1. Sous le prétexte d’un extravagant chagrin d’amour

Ma mère avait été élevée dans cette illusion distinguée qu’il y a toujours une ressource dans le peuple,que le peuple est bien plus digne d’estime que les possédants. Mais moi qui l’ai vu, ce peuple déchaîné, ivre de scélératesse et de sang à l’oeuvre en 1944-1945, et dont la prime enfance est restée marquée par ce «Silence des Agneaux», je peux vous dire que j’ai encore dans l’oreille les hurlements d’effroi des femmes que l’on humiliait et massacrait dans l’allégresse et l’ignominie. Depuis lors, je ne suis jamais sûr de mes joies.

Gabrielle Wittkop, incarcérée à Drancy en 1945: « Ma détestation de la France moyenne, moucharde et zélée vient de Là. Drancy! J’y fus témoin de scènes indescriptibles qui me permettent d’imaginer ce que furent, sous la Révolution, les massacres de Septembre…» 

(Nouvel Observateur, 11 janvier 2001). 100.000 victimes passées sous silence et dont la bienséance d’aujourd’hui interdit d’évoquer seulement le souvenir !

Cette rencontre avec «La Bête» hante toujours ma mémoire … «Et quand ils auront achevé de rendre leur témoignage, la Bête qui monte de l’abîme leur fera la guerre et les vaincra, et les tuera et leurs corps demeureront étendus dans la place et dans la grande cité.» (Apocalypse XI, 7). Montaigne disait à juste titre » «Qu’y a-t-il de plus injurieux que l’estime que vous porte le peuple?»

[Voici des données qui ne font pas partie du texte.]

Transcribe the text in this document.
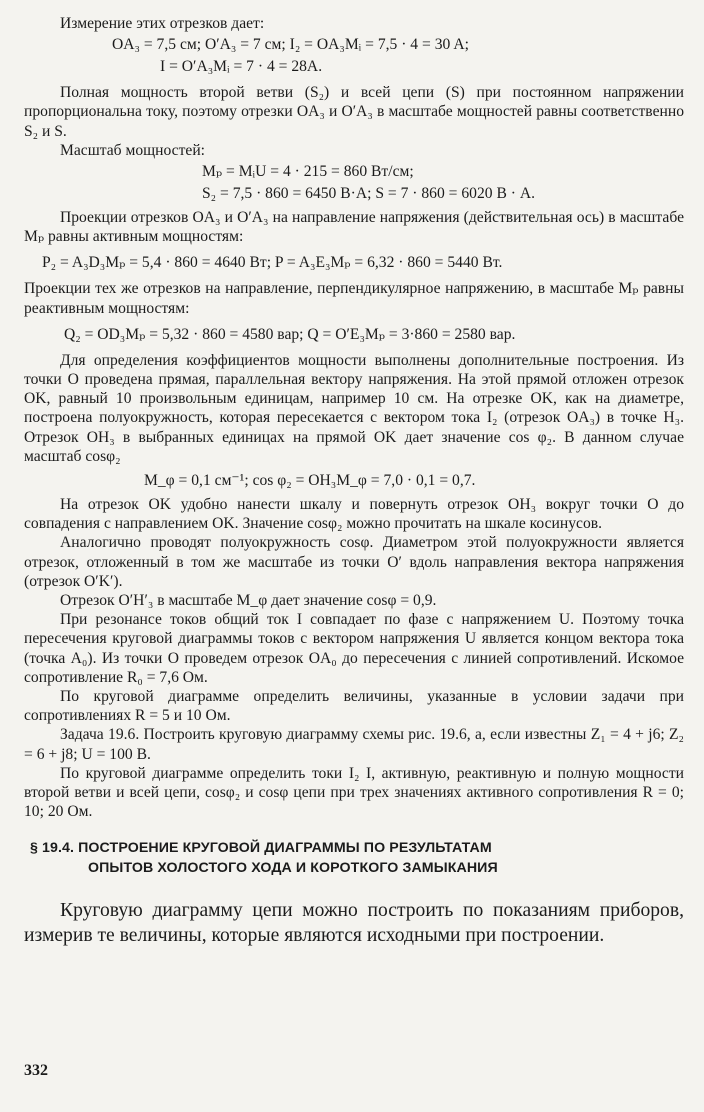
Измерение этих отрезков дает:

OA₃ = 7,5 см; O′A₃ = 7 см; I₂ = OA₃Mᵢ = 7,5 · 4 = 30 A;
I = O′A₃Mᵢ = 7 · 4 = 28A.

Полная мощность второй ветви (S₂) и всей цепи (S) при постоянном напряжении пропорциональна току, поэтому отрезки OA₃ и O′A₃ в масштабе мощностей равны соответственно S₂ и S.

Масштаб мощностей:

Mₚ = MᵢU = 4 · 215 = 860 Вт/см;
S₂ = 7,5 · 860 = 6450 В·А; S = 7 · 860 = 6020 В · А.

Проекции отрезков OA₃ и O′A₃ на направление напряжения (действительная ось) в масштабе Mₚ равны активным мощностям:

P₂ = A₃D₃Mₚ = 5,4 · 860 = 4640 Вт; P = A₃E₃Mₚ = 6,32 · 860 = 5440 Вт.

Проекции тех же отрезков на направление, перпендикулярное напряжению, в масштабе Mₚ равны реактивным мощностям:

Q₂ = OD₃Mₚ = 5,32 · 860 = 4580 вар; Q = O′E₃Mₚ = 3·860 = 2580 вар.

Для определения коэффициентов мощности выполнены дополнительные построения. Из точки O проведена прямая, параллельная вектору напряжения. На этой прямой отложен отрезок OK, равный 10 произвольным единицам, например 10 см. На отрезке OK, как на диаметре, построена полуокружность, которая пересекается с вектором тока I₂ (отрезок OA₃) в точке H₃. Отрезок OH₃ в выбранных единицах на прямой OK дает значение cos φ₂. В данном случае масштаб cosφ₂

M_φ = 0,1 см⁻¹; cos φ₂ = OH₃M_φ = 7,0 · 0,1 = 0,7.

На отрезок OK удобно нанести шкалу и повернуть отрезок OH₃ вокруг точки O до совпадения с направлением OK. Значение cosφ₂ можно прочитать на шкале косинусов.

Аналогично проводят полуокружность cosφ. Диаметром этой полуокружности является отрезок, отложенный в том же масштабе из точки O′ вдоль направления вектора напряжения (отрезок O′K′).

Отрезок O′H′₃ в масштабе M_φ дает значение cosφ = 0,9.

При резонансе токов общий ток I совпадает по фазе с напряжением U. Поэтому точка пересечения круговой диаграммы токов с вектором напряжения U является концом вектора тока (точка A₀). Из точки O проведем отрезок OA₀ до пересечения с линией сопротивлений. Искомое сопротивление R₀ = 7,6 Ом.

По круговой диаграмме определить величины, указанные в условии задачи при сопротивлениях R = 5 и 10 Ом.

Задача 19.6. Построить круговую диаграмму схемы рис. 19.6, а, если известны Z₁ = 4 + j6; Z₂ = 6 + j8; U = 100 В.

По круговой диаграмме определить токи I₂ I, активную, реактивную и полную мощности второй ветви и всей цепи, cosφ₂ и cosφ цепи при трех значениях активного сопротивления R = 0; 10; 20 Ом.

§ 19.4. ПОСТРОЕНИЕ КРУГОВОЙ ДИАГРАММЫ ПО РЕЗУЛЬТАТАМ
ОПЫТОВ ХОЛОСТОГО ХОДА И КОРОТКОГО ЗАМЫКАНИЯ

Круговую диаграмму цепи можно построить по показаниям приборов, измерив те величины, которые являются исходными при построении.

332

Après un galop d’essai, une sorte de vol initiatique, en Espagne et au Maroc en 1951, je mis le pied à l’étrier en 1958 lorsque, sous le prétexte d’un extravagant chagrin d’amour, je quittai la Bretagne pour une longue errance en Amérique centrale. La lecture passionnée de John L. Stephens et Frederick Catherwood enfiévrait mon imagination, je ne rêvais que Cités perdues sous les suffocantes frondaisons du Yucatan, colonels Fawcett et Raleigt Rimmel retrouvés.

L’univers Maya a toujours constitué pour moi une passion de base, au même titre que la Polynésie et la conquête du Pacifique par les Vikings Maoris. La Patagonie aussi, bien évidemment: Magellan, Saint-Loup, José Emperaire, Jean Raspail et Bruce Chatwin avaient labouré en moi leurs sillons …

La Patagonie! Ah mon Dieu, cette terre oubliée dans le silence des siècles ! Un soir venteux d’un été austral à son aurore, à l’Estancia Harberton,la fantastique Nathalie Raë Prosser de Goodall, descendante du fameux pasteur Thomas Bridges, me disait: «Je rends grâce à cette Terre d’exagérer à tel point la part du Ciel …»

Sans oublier, il va sans dire, l’Extrême-Orient, la Chine, et le Japon que je chérissais tout particulièrement guidé par cette manie énigmatique de m’attacher aux causes perdues, et de prendre une fois pour toutes le parti des Vaincus.

Il faut, paraît-il, quatre particularités d’esprit pour devenir coureur de brousse et arpenteur de mondes: L’anticonformisme (ça va … On est servi!). Une certaine aptitude au risque. Un grand besoin de liberté. Un ardent désir de connaissance.

Je crois cependant que c’est le hasard seul qui guida mes pas vers Djibouti et la Mer Rouge. Certes, nous l’avions parfois évoquée à Nantes, cette mer étrange, avec Henry de Monfreid, mais d’autre sujets occupaient alors nos préoccupations; et finalement, ce fut pour moi une fortuite découverte de circonstance qui fut l’équivalent d’un alcool puissant, ou de compactes vapeurs d’opium.